4 of 5 stars.
The best diary-entry fiction captures change in the narration and narrator over time, such as in The Color Purple and Flowers for Algernon. Here, a story deftly morphs from thriller with a sense of humor to a sci-fi horror over 4 months of entries. The change happens slowly and in the tightly realized voice of a scientist in unique circumstances.
A Western biologist has been kidnapped and forced to ply her genetic trade for the North Korean regime. The scientist in her drives her to record her experiments and theories through successes and failures in the lab despite her thriller-worthy circumstances. Perhaps her naivety and perceived notion of being indispensable allows a dry humor to infuse her earlier entries in her toilet paper journal.
I wonder how Kim Jong Un heard about me. There aren’t a lot of biogeneticists willing to stand up and say “Clones aren’t crimes against god, they’re just retroactive twins, calm DOWN Rick Santorum!” And to be fair, I never did say that.
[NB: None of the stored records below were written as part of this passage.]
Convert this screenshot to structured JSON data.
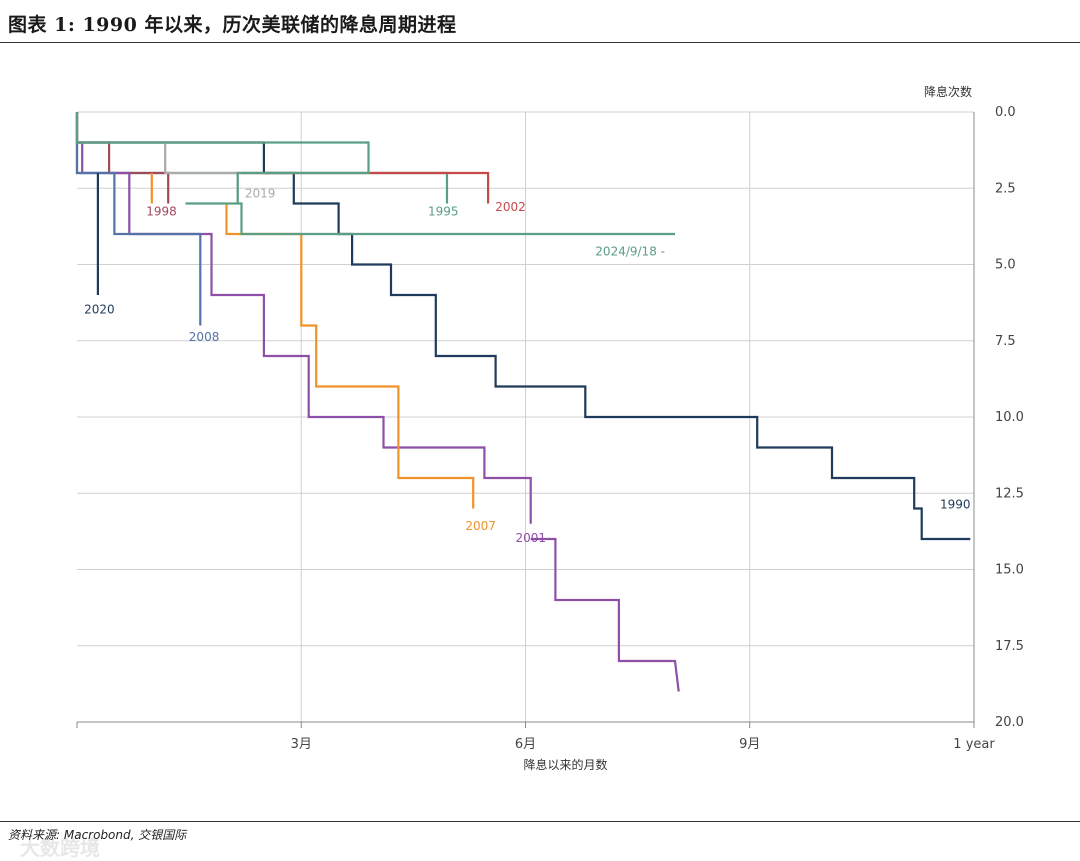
{
  "header": {
    "title": "图表 1: 1990 年以来，历次美联储的降息周期进程"
  },
  "footer": {
    "source": "资料来源: Macrobond, 交银国际",
    "watermark": "大数跨境"
  },
  "chart_data": {
    "type": "line",
    "title": "图表 1: 1990 年以来，历次美联储的降息周期进程",
    "xlabel": "降息以来的月数",
    "ylabel": "降息次数",
    "xlim": [
      0,
      12
    ],
    "ylim": [
      0,
      20
    ],
    "y_inverted": true,
    "y_axis_position": "right",
    "grid": true,
    "xticks": [
      {
        "value": 3,
        "label": "3月"
      },
      {
        "value": 6,
        "label": "6月"
      },
      {
        "value": 9,
        "label": "9月"
      },
      {
        "value": 12,
        "label": "1 year"
      }
    ],
    "yticks": [
      {
        "value": 0,
        "label": "0.0"
      },
      {
        "value": 2.5,
        "label": "2.5"
      },
      {
        "value": 5,
        "label": "5.0"
      },
      {
        "value": 7.5,
        "label": "7.5"
      },
      {
        "value": 10,
        "label": "10.0"
      },
      {
        "value": 12.5,
        "label": "12.5"
      },
      {
        "value": 15,
        "label": "15.0"
      },
      {
        "value": 17.5,
        "label": "17.5"
      },
      {
        "value": 20,
        "label": "20.0"
      }
    ],
    "series": [
      {
        "name": "1990",
        "color": "#1f3a5a",
        "label_at": [
          11.75,
          13
        ],
        "points": [
          [
            0,
            0
          ],
          [
            0,
            1
          ],
          [
            2.5,
            1
          ],
          [
            2.5,
            2
          ],
          [
            2.9,
            2
          ],
          [
            2.9,
            3
          ],
          [
            3.5,
            3
          ],
          [
            3.5,
            4
          ],
          [
            3.68,
            4
          ],
          [
            3.68,
            5
          ],
          [
            4.2,
            5
          ],
          [
            4.2,
            6
          ],
          [
            4.8,
            6
          ],
          [
            4.8,
            8
          ],
          [
            5.6,
            8
          ],
          [
            5.6,
            9
          ],
          [
            6.8,
            9
          ],
          [
            6.8,
            10
          ],
          [
            9.1,
            10
          ],
          [
            9.1,
            11
          ],
          [
            10.1,
            11
          ],
          [
            10.1,
            12
          ],
          [
            11.2,
            12
          ],
          [
            11.2,
            13
          ],
          [
            11.3,
            13
          ],
          [
            11.3,
            14
          ],
          [
            11.95,
            14
          ]
        ]
      },
      {
        "name": "1995",
        "color": "#5a9e83",
        "label_at": [
          4.9,
          3.4
        ],
        "points": [
          [
            0,
            0
          ],
          [
            0,
            2
          ],
          [
            4.95,
            2
          ],
          [
            4.95,
            3
          ]
        ]
      },
      {
        "name": "1998",
        "color": "#a04a5a",
        "label_at": [
          1.13,
          3.4
        ],
        "points": [
          [
            0,
            0
          ],
          [
            0,
            1
          ],
          [
            0.43,
            1
          ],
          [
            0.43,
            2
          ],
          [
            1.22,
            2
          ],
          [
            1.22,
            3
          ]
        ]
      },
      {
        "name": "2001",
        "color": "#8e4fa8",
        "label_at": [
          6.07,
          14.1
        ],
        "points": [
          [
            0,
            0
          ],
          [
            0,
            1
          ],
          [
            0.07,
            1
          ],
          [
            0.07,
            2
          ],
          [
            0.7,
            2
          ],
          [
            0.7,
            4
          ],
          [
            1.8,
            4
          ],
          [
            1.8,
            6
          ],
          [
            2.5,
            6
          ],
          [
            2.5,
            8
          ],
          [
            3.1,
            8
          ],
          [
            3.1,
            10
          ],
          [
            4.1,
            10
          ],
          [
            4.1,
            11
          ],
          [
            5.45,
            11
          ],
          [
            5.45,
            12
          ],
          [
            6.07,
            12
          ],
          [
            6.07,
            13.5
          ]
        ],
        "points2": [
          [
            6.07,
            14
          ],
          [
            6.4,
            14
          ],
          [
            6.4,
            16
          ],
          [
            7.25,
            16
          ],
          [
            7.25,
            18
          ],
          [
            8.0,
            18
          ],
          [
            8.05,
            19
          ]
        ]
      },
      {
        "name": "2002",
        "color": "#c8484a",
        "label_at": [
          5.8,
          3.25
        ],
        "points": [
          [
            2.2,
            2
          ],
          [
            5.5,
            2
          ],
          [
            5.5,
            3
          ]
        ]
      },
      {
        "name": "2007",
        "color": "#f0922a",
        "label_at": [
          5.4,
          13.7
        ],
        "points": [
          [
            1.0,
            2
          ],
          [
            1.0,
            3
          ]
        ],
        "points2": [
          [
            2.0,
            3
          ],
          [
            2.0,
            4
          ],
          [
            3.0,
            4
          ],
          [
            3.0,
            7
          ],
          [
            3.2,
            7
          ],
          [
            3.2,
            9
          ],
          [
            4.3,
            9
          ],
          [
            4.3,
            12
          ],
          [
            5.3,
            12
          ],
          [
            5.3,
            13
          ]
        ]
      },
      {
        "name": "2008",
        "color": "#5673a8",
        "label_at": [
          1.7,
          7.5
        ],
        "points": [
          [
            0,
            1
          ],
          [
            0,
            2
          ],
          [
            0.5,
            2
          ],
          [
            0.5,
            4
          ],
          [
            1.65,
            4
          ],
          [
            1.65,
            7
          ]
        ]
      },
      {
        "name": "2019",
        "color": "#aaaaaa",
        "label_at": [
          2.45,
          2.8
        ],
        "points": [
          [
            0,
            0
          ],
          [
            0,
            1
          ],
          [
            1.18,
            1
          ],
          [
            1.18,
            2
          ],
          [
            2.15,
            2
          ],
          [
            2.15,
            3
          ]
        ]
      },
      {
        "name": "2020",
        "color": "#1f3a5a",
        "label_at": [
          0.3,
          6.6
        ],
        "points": [
          [
            0.28,
            2
          ],
          [
            0.28,
            6
          ]
        ]
      },
      {
        "name": "2024/9/18 -",
        "color": "#5a9e83",
        "label_at": [
          7.4,
          4.7
        ],
        "points": [
          [
            0,
            0
          ],
          [
            0,
            1
          ],
          [
            3.9,
            1
          ],
          [
            3.9,
            2
          ],
          [
            2.15,
            2
          ],
          [
            2.15,
            3
          ],
          [
            1.45,
            3
          ],
          [
            2.15,
            3
          ],
          [
            2.2,
            3
          ],
          [
            2.2,
            4
          ],
          [
            8.0,
            4
          ]
        ]
      }
    ]
  }
}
I just went ahead.
It says something very dark about our morality that the only people sensible enough to pursue human cloning are narco-billionaires and tinpot tyrants.
She’s been tasked with making human clones and carefully notes the results of weeks and months of gamete inserion, DNA subdivision, and implantation. The failures add up and her managers have some turnover to facilitate better results.
DNA subdivided and they insisted I implant it . . . Wants me to perform the insertion on a couple dozen ova, says we’ll try to implant the best 5-6. With an adequate rate of implantation, that could give us 2-3 deformed dictator clones dying before puberty.
11 out of 30 attempted insertions were successful, 4 of them looked like they just might be viable, one was pretty good. We’re starting the implantations tomorrow.
All 5 failed to implant.
Happy Valentine’s Day. I winked at one of the guards. He ignored me.
A new project manager, Kiro from Japan, takes over after his daughter is kidnapped forcing his compliance. He brings a mysteriously compact non-human DNA with him to try the experiments on. The success at all steps is remarkably high and seemingly more human with further development. Implantation happens in 29 surrogates . . .
The tone change is abrupt as Kiro and the Western scientist endure confinement and beatings to later find out that all 29 surrogates died horribly, hemorrhaging clone ova within days of implantation . . .
This tale appears in Whispers from the Abyss edited by Kat Rocha. I received this new anthology directly from 01 Publishing through bookreviewdirectory.wordpress.com. I’d previously reviewed this author’s “I Saw the Light”, which was equally compelling.